The new proposal does not mention the exit tax does it? or any changes to that so my advise to Brockers is that the clock is always ticking.
also what i mean about the clock always ticking is that one must try to renounce before hitting the 2 million threshold. which is not hard to do in London with property prices.
Where FATCA enforcement all falls down, in my view, is that US birthplace doesn’t automatically mean US citizenship or personhood – many of us are “discovering” that our parents were Canadian diplomats. (Who knew? What a funny family secret!)
Similarly, lack of US birthplace doesn’t mean lack of US citizenship or personhood. And you could even renounce, proudly display your CLN, and still be a US person by virtue of overstaying as a snowbird.
In other words, (Canadian) banks’ FATCA compliance criteria aren’t worth the paper they’re printed on, so tell them what they want to hear and make your life a whole lot simpler.
@Nononymous. Amen to that.
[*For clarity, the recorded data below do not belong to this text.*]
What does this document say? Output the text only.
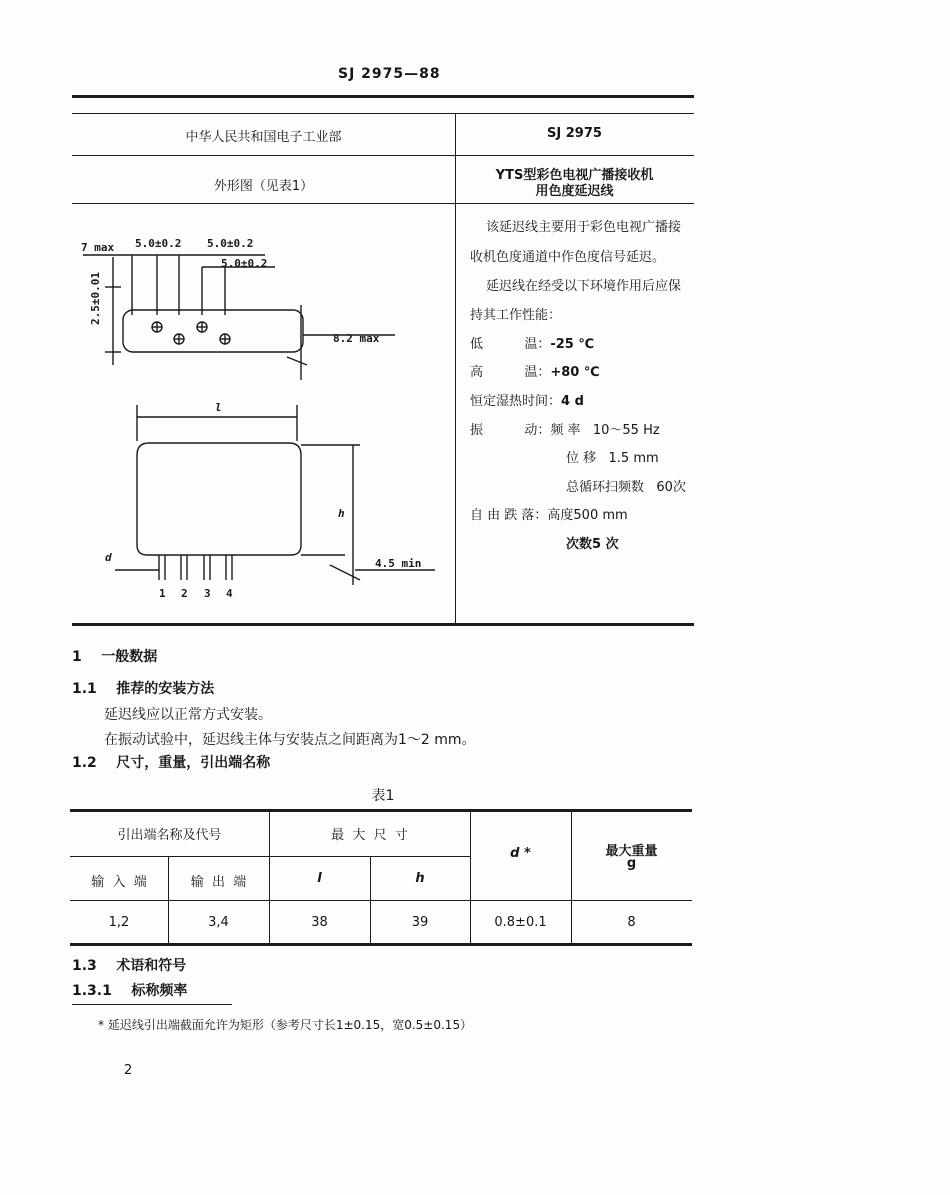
SJ 2975—88
中华人民共和国电子工业部	SJ 2975
外形图（见表1）
YTS型彩色电视广播接收机
用色度延迟线
7 max 5.0±0.2 5.0±0.2
5.0±0.2
2.5±0.01
8.2 max
l
h
d	4.5 min
1 2 3 4
该延迟线主要用于彩色电视广播接
收机色度通道中作色度信号延迟。
延迟线在经受以下环境作用后应保
持其工作性能：
低          温：-25 ℃
高          温：+80 ℃
恒定湿热时间：4 d
振          动：频 率   10～55 Hz
位 移   1.5 mm
总循环扫频数   60次
自 由 跌 落：高度500 mm
次数5 次
1    一般数据
1.1    推荐的安装方法
延迟线应以正常方式安装。
在振动试验中，延迟线主体与安装点之间距离为1～2 mm。
1.2    尺寸，重量，引出端名称
表1
引出端名称及代号	最  大  尺  寸
d *	最大重量
g
输  入  端	输  出  端	l	h
1,2	3,4	38	39	0.8±0.1	8
1.3    术语和符号
1.3.1    标称频率
* 延迟线引出端截面允许为矩形（参考尺寸长1±0.15，宽0.5±0.15）
2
Our Canadian bank employees don’t give a damn about any of this unless the customer rubs their nose in some sort of US indicia.
I had a look at the Canadian CRS guidance, specifically self-certification and penalties associated with, shall we say, an inadvertent lack of truthfulness in one’s response.
Crickets… Nothing in the official guidance.
If you look at the self-certification forms the government has provided for FIs to use (which are only recommended, not required, and simply kept on file rather than submitted to CRA) both versions (with and without an extra line for US “tax residency”) contain only this warning in the footer:
“Failure to provide this information may result in interest payable, penalties or other actions.”
Now what’s interesting (amusing, even) is that if you’re a good Canadian taxpayer, there can’t be any penalties or interest owing to the Canadian government. Failure to declare US tax residency means you’re cheating the US, not Canada. And as we well know, Canadian citizens are protected against any US attempt to collect. So save for the undefined “other actions” there’s not a whole lot of teeth there.
“The US doesn’t stamp passports on exit, so anyone who has a US entry stamp in their passport might be unable to prove that they’re not US tax-resident.”
‘How about the entry stamp of the nation we live in?’
Sometimes. Japan stamps my Canadian passport, but if I were living in Canada I bet Canada wouldn’t stamp my Canadian passport.
A bit of bored searching leads to this, concerning penalties in Canada.
1. From Section 162 of the Income Tax Act:
Failure to provide identification number
(6) Every person or partnership who fails to provide on request their Social Insurance Number, their business number or their U.S. federal taxpayer identifying number to a person required under this Act or a regulation to make an information return requiring the number is liable to a penalty of $100 for each such failure, unless
(a) an application for the assignment of the number is made within 15 days (or, in the case of a U.S. federal taxpayer identifying number, 90 days) after the request was received; and
(b) the number is provided to the person who requested the number within 15 days after the person or partnership received it.
It’s not clear to me in what context a US tax number is being required here – it might have nothing to do with FATCA or CRS.
Also this from an article dated September 2016:
Previously, the draft CRS legislation released by the Department of Finance in April 2016 included requirements for the collection of information identifying reportable persons, including name, address, residency, taxpayer identification number (“TIN”) and date of birth. The 2016 Legislative Proposals now supplement the earlier draft legislation by introducing a $500 penalty for the failure by a reportable person to provide their TIN when required.
I’ve seen no evidence of this specific fine in the CRS Guidance published earlier this year.
Otherwise there’s lots of stuff in the Income Tax Act about punishment for misrepresentation, omission, etc. but that all concerns Canadian taxes, and the penalty is generally a percentage of tax owed – to Canada.